Jadi bagaimana orang awam bisa berlari lebih cepat? Kemampuan berlari Anda sebagian ditentukan oleh genetika, tetapi bahkan mereka yang tidak bugar secara alami dapat meningkatkan kemampuan mereka melalui latihan dan berinvestasi pada perlengkapan lari yang tepat.
Berlari lebih cepat membutuhkan banyak usaha dan dedikasi. Anda perlu meningkatkan stamina dan daya tahan Anda bersamaan dengan kecepatan untuk mencapai hasil terbaik dengan mengikuti berbagai bentuk latihan.
Berikut ini adalah jenis-jenis latihan lari yang dapat membantu Anda meningkatkan kecepatan, menurut para ahli di Verywell Fit .
Lari tempo: Jenis lari ini membantu Anda mengembangkan ambang batas anaerobik. Latihan ini dimulai dengan kecepatan santai selama 5 hingga 10 menit, kemudian melambat sekitar 10 detik dibandingkan dengan kecepatan lari 10 km Anda selama 15 hingga 25 menit, dan kemudian diakhiri dengan lari santai selama 5 hingga 10 menit lagi.

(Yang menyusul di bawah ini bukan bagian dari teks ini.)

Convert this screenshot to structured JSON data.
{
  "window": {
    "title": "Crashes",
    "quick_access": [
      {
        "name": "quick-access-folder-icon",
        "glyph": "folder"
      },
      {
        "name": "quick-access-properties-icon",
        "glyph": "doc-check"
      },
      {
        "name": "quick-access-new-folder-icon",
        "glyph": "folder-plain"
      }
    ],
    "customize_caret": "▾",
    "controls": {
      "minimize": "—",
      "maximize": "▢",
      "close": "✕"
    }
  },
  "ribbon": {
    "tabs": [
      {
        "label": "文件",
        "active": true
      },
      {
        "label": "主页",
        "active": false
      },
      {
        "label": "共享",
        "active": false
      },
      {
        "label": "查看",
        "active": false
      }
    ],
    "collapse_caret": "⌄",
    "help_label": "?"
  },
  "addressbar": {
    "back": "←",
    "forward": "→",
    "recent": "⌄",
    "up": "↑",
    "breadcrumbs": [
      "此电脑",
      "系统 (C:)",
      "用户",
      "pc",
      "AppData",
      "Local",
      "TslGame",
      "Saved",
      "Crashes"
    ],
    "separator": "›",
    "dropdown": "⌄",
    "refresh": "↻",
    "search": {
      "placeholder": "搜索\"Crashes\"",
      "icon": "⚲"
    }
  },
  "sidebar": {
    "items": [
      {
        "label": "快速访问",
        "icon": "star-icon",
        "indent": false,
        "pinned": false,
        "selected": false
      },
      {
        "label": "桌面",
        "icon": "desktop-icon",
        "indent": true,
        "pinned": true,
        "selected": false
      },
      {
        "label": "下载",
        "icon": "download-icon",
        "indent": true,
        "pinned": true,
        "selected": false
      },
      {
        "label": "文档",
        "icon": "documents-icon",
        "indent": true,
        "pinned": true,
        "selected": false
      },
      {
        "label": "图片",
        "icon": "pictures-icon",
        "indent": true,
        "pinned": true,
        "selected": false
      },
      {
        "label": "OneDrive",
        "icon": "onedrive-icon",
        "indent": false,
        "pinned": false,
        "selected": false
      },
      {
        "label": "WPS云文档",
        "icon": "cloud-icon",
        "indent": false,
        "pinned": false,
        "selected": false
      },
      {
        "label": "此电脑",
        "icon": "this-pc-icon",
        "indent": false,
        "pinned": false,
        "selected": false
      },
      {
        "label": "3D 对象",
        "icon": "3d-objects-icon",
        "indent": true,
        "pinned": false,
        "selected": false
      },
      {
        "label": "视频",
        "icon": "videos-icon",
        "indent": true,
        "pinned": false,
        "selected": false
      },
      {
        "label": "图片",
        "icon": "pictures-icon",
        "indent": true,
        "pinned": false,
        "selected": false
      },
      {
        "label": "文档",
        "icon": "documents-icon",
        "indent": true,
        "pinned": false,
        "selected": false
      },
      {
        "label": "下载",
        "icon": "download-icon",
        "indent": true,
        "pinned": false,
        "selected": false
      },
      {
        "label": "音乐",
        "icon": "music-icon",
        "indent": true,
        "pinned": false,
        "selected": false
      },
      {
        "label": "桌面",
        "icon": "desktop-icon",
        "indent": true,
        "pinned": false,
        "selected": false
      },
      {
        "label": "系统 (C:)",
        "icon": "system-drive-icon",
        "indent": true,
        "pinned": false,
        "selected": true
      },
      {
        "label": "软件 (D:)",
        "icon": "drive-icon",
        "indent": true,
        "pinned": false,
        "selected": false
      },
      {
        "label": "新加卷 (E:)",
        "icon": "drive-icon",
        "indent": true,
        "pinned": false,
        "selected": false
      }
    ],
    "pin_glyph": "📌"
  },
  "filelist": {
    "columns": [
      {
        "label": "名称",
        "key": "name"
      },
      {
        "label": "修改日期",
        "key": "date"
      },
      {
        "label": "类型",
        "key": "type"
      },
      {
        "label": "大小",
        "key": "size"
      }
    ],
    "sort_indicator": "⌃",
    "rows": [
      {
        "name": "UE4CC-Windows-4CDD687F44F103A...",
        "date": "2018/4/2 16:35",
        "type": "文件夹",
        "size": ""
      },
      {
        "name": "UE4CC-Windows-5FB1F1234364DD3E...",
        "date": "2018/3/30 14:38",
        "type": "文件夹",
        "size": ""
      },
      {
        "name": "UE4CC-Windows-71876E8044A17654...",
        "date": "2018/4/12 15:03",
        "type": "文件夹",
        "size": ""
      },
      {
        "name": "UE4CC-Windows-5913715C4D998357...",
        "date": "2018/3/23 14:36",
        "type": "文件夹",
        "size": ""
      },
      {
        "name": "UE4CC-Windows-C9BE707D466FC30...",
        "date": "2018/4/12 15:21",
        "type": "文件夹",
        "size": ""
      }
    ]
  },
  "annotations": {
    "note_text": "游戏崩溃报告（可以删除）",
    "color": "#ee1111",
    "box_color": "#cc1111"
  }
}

Lari interval: Latihan lari ini terdiri dari segmen lari cepat yang diikuti oleh segmen lari ringan atau jalan kaki. Jenis lari ini membantu Anda mengembangkan kecepatan dan daya tahan secara bersamaan.
Latihan yang konsisten, teratur, dan tepat dapat membantu orang dengan ukuran tubuh rata-rata berlari lebih cepat. Foto: Coros Stories
Lari Fartlek: Lari Fartlek mirip dengan lari interval, kecuali lebih mengandalkan insting. Ini adalah pilihan yang bagus ketika Anda telah merencanakan lari interval tetapi merasa lelah.
Berlari menanjak: Berlari di perbukitan atau lereng membantu memperkuat kaki dan paru-paru Anda, sehingga memungkinkan Anda berlari lebih cepat.
Lari lintas alam: Mengubah medan dapat membantu Anda berlari lebih cepat daripada di jalan datar.
Lari jarak jauh: Bahkan jika Anda tidak berniat untuk berlari jarak jauh, melakukan beberapa lari jarak jauh akan secara signifikan memengaruhi daya tahan Anda, sehingga memudahkan Anda untuk berlari lebih cepat dalam jarak yang lebih pendek.
Lari cepat: Mendorong diri Anda hingga batas maksimal saat berlari adalah cara ampuh untuk menjadi lebih kuat. Cobalah menambahkan sesi lari cepat ke rencana latihan Anda satu atau dua kali seminggu untuk meningkatkan kecepatan Anda.
Lari ringan: Melakukan lari ringan selama beberapa hari akan sangat bermanfaat bagi kecepatan lari Anda. Tubuh Anda selalu membutuhkan waktu untuk pulih dan beradaptasi dengan latihan apa pun yang Anda jalani.